At half-past twelve she went down to her cabin to wait for him—for, like many of the old, she traveled with her clocks fifteen or twenty minutes fast, and was a half-hour early for all her engagements, sitting empty-handed in waiting rooms and lobbies and corridors, feeling quite clearly that her time was running out. He blew in a little after two, and he refused at first to hide in the bathroom. “If you want me to go to the captain and tell him there’s a stowaway aboard, I’ll do it,” she said. “If that’s what you want, I’ll do it. There’s no point in having the news percolate up to him from the kitchens, and it will if the waiter sees you here.” In the end, he hid in the bathroom and she ordered lunch. After lunch he stretched out on the sofa and fell asleep. She sat in a chair, watching him, tapping her foot on the carpet and drumming her nails on the arm of her chair. He snored. He muttered in his sleep.

She saw then that he was not young. His face was lined and sallow; there was gray in his hair. She saw that his youthfulness was a ruse, an imposture calculated to appeal to some old fool like herself, although she was doubtless not the only dupe. Asleep, he looked aged, sinful and cunning, and she felt that his story of the two children and the lonely Christmas had been a lie. There was no innocence in him beyond the naïveness with which he would count upon preying on the lonely. He seemed a fraud, a shabby fraud, and yet she could not inform on him; she could not even bring herself to wake him. He slept until four, woke, pierced all of her skepticism with one of his most youthful and engaging grins, said that he was late and went out. The next time she saw him, it was three in the morning and he was taking her money belt out from under the carpet.

He had hit something, made some noise that waked her. She was terrified—not by him but by the possibilities of evil in the world; by the fear that her sense of reality, her saneness, was no more inviolable than the doors and windows that sheltered her. She was too angry to be afraid of him.

She had turned on the light switch nearest to the bed. This lit a single bulb in the ceiling, a feeble and sorry light that made this scene of robbery and treachery in the darkest hour and the vastness of the ocean seem like a nausea fantasy. He turned on her his sliest grin, his look of a long-lost loving son. “I’m sorry I woke you up, darling,” he said.

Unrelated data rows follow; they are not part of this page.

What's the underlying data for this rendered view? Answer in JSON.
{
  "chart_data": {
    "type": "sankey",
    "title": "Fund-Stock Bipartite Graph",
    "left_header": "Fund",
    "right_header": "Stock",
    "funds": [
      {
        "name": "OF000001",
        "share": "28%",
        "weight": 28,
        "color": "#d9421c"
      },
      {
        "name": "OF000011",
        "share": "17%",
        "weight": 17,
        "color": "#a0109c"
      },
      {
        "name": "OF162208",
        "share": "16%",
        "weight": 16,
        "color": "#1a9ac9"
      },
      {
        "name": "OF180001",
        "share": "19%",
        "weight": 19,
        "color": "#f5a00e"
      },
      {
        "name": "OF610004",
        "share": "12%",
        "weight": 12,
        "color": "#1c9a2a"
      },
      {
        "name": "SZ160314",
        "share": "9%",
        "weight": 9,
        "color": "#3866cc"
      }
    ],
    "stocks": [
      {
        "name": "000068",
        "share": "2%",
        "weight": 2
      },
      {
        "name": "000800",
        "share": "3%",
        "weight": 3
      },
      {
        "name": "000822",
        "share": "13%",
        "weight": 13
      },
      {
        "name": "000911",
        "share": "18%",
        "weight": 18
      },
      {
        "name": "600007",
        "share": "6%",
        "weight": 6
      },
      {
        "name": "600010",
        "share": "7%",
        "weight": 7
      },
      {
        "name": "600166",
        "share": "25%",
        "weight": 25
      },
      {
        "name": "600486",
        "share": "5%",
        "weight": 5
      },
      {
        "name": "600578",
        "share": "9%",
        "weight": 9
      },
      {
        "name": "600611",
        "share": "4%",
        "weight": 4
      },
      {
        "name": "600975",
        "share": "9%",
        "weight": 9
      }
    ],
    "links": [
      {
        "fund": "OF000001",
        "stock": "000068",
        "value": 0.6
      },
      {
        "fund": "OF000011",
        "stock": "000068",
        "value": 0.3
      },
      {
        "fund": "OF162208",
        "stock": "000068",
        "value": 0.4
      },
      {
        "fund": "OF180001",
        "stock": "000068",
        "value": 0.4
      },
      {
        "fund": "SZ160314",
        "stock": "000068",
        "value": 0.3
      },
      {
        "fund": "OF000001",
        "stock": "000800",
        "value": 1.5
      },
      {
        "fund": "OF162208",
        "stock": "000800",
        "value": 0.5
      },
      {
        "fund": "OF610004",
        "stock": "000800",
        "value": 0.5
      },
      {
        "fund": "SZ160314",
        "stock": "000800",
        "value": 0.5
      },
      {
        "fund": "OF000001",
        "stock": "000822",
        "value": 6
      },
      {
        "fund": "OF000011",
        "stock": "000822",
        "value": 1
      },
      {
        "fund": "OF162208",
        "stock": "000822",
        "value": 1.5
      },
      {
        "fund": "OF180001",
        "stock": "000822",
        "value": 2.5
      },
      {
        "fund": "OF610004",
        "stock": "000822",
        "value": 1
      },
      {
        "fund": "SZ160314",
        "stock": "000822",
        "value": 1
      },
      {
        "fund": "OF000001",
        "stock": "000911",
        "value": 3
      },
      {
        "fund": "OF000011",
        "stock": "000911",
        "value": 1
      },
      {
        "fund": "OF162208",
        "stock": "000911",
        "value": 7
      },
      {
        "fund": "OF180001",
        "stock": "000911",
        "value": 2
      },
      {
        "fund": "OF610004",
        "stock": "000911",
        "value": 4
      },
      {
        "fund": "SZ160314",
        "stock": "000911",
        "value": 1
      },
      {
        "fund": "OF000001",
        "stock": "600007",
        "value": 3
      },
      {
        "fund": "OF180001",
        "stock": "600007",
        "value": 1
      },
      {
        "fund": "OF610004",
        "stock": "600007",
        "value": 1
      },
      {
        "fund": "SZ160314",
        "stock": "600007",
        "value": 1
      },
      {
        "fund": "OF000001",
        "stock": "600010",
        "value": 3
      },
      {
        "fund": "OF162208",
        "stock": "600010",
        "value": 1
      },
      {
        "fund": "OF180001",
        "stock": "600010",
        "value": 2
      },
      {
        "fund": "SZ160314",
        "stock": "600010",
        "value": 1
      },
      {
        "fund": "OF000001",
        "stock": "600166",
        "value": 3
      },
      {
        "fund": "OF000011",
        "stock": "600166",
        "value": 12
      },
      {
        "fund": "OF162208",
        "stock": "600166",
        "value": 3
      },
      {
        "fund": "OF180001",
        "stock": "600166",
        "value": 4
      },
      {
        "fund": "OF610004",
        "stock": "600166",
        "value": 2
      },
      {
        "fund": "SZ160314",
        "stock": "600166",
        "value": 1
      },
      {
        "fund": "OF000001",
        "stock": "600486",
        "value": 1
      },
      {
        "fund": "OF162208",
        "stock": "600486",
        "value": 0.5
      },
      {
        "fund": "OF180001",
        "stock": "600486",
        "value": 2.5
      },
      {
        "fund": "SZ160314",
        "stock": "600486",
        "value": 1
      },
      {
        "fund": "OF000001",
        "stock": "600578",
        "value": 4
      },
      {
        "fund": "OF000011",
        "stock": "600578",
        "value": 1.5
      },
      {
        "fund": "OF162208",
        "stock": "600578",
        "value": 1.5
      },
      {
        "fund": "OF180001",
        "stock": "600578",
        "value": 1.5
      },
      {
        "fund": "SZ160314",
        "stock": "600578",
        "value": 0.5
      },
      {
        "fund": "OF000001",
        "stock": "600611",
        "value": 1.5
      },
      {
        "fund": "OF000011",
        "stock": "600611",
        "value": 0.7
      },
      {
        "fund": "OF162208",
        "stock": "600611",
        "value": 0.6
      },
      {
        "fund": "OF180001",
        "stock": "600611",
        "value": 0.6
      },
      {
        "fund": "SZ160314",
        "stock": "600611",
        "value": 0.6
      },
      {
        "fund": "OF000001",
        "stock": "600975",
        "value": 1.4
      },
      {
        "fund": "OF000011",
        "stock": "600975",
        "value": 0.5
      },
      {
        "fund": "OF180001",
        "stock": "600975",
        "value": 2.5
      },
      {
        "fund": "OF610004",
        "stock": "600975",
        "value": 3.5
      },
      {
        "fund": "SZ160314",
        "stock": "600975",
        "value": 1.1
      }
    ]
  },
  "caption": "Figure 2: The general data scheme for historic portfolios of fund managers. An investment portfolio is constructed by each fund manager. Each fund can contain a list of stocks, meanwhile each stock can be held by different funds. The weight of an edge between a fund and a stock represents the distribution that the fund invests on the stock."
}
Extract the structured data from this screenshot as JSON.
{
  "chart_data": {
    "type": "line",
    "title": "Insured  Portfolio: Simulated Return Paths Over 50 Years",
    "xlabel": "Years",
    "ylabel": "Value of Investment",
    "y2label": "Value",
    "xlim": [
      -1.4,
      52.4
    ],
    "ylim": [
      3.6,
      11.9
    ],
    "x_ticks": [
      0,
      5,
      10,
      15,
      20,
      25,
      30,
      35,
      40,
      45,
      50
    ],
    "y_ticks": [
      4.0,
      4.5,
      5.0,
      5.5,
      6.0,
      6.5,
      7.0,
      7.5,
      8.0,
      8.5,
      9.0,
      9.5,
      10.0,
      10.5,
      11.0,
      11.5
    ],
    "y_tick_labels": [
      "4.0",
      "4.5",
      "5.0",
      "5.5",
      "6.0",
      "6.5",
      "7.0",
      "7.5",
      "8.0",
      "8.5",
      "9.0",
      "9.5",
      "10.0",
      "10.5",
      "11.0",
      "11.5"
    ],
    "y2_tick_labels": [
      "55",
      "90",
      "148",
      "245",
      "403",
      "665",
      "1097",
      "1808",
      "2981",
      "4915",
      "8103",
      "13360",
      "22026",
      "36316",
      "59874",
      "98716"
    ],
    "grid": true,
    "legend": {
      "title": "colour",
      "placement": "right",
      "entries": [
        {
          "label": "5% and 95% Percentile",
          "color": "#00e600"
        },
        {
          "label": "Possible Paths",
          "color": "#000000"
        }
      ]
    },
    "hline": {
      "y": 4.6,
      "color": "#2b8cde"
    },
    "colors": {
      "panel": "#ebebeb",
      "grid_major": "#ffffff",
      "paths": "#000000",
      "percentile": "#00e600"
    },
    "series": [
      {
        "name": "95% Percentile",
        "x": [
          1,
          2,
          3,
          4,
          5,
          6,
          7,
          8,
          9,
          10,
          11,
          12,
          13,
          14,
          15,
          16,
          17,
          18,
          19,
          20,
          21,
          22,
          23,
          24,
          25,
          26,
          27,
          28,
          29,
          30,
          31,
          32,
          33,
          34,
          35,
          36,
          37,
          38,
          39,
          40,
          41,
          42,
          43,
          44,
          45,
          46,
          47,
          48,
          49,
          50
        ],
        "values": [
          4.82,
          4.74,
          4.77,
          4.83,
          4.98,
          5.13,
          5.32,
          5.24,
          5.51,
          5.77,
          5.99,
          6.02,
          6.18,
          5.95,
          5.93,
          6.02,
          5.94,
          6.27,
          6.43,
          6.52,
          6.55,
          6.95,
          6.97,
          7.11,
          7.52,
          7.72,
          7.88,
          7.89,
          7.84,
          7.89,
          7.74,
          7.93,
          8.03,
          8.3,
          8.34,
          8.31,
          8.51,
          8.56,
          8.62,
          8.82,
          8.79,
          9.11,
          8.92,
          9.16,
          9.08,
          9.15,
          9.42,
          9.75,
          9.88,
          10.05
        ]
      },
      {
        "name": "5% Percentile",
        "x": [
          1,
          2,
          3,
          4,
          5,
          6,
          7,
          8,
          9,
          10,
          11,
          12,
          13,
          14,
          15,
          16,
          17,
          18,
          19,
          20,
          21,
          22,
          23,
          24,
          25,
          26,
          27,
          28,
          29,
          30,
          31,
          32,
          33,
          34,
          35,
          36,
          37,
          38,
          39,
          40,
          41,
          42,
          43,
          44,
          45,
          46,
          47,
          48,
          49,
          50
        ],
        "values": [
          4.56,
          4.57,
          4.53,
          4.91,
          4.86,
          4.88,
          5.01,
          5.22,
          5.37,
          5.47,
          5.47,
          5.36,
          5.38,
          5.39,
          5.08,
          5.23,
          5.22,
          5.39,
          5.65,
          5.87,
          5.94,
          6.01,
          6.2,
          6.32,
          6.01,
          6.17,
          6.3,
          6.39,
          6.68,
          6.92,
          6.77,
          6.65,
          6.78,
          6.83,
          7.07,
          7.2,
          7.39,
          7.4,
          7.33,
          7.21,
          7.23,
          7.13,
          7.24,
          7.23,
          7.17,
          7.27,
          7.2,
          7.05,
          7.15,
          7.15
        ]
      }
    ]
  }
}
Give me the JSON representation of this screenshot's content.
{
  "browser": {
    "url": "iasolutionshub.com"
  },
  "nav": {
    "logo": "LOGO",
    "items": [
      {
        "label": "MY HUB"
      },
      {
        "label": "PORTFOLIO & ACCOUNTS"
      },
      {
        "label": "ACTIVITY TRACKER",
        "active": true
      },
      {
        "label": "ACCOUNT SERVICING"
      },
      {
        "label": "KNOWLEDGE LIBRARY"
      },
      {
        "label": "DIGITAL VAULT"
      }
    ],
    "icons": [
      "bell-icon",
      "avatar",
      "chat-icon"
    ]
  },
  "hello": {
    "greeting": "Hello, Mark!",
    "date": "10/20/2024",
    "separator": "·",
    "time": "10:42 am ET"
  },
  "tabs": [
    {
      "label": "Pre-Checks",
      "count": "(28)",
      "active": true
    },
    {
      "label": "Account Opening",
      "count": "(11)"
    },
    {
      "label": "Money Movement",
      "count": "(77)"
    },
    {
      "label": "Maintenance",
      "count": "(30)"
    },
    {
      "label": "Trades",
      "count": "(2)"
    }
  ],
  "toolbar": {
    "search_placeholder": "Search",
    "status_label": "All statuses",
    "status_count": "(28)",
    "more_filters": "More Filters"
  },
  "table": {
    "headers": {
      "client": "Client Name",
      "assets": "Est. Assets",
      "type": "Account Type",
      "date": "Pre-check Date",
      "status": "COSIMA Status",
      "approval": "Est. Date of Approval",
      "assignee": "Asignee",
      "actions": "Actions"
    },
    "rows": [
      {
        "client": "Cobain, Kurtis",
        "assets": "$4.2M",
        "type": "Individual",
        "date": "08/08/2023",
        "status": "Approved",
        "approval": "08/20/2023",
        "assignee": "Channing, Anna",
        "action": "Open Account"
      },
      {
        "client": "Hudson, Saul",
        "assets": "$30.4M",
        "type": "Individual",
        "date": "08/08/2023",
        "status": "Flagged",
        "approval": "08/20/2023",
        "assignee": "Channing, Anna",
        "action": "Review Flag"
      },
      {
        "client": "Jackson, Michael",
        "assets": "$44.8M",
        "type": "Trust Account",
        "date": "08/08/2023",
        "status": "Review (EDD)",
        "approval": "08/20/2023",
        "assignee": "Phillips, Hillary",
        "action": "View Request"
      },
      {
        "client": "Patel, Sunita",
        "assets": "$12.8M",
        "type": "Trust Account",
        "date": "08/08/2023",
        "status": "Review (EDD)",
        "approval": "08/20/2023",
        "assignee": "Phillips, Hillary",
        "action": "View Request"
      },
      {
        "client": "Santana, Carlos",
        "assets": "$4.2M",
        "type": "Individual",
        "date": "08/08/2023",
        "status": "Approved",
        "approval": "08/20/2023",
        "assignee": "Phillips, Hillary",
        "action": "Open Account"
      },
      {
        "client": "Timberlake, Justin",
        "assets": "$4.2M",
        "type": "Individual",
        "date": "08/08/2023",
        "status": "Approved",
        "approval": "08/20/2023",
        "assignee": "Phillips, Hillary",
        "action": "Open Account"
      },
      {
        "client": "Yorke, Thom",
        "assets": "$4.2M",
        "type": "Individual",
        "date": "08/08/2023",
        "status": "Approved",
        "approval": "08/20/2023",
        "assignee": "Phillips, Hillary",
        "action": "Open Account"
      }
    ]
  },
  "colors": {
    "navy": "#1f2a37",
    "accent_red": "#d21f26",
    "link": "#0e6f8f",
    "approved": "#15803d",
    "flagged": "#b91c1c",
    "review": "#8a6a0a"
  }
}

“You put that money back.”

“Now, now, darling,” he said.

“You put that money back this instant.”

“Now, now, darling, don’t get excited.”

“That’s my money,” she said, “and you put it back where you found it.” She pulled a wrapper over her shoulders and swung her feet onto the floor.

“Now, listen, darling,” he said, “stay where you are. I don’t want to hurt you.”

“Oh, you don’t, do you?” she said, and she picked up a brass lamp and struck him full on the skull.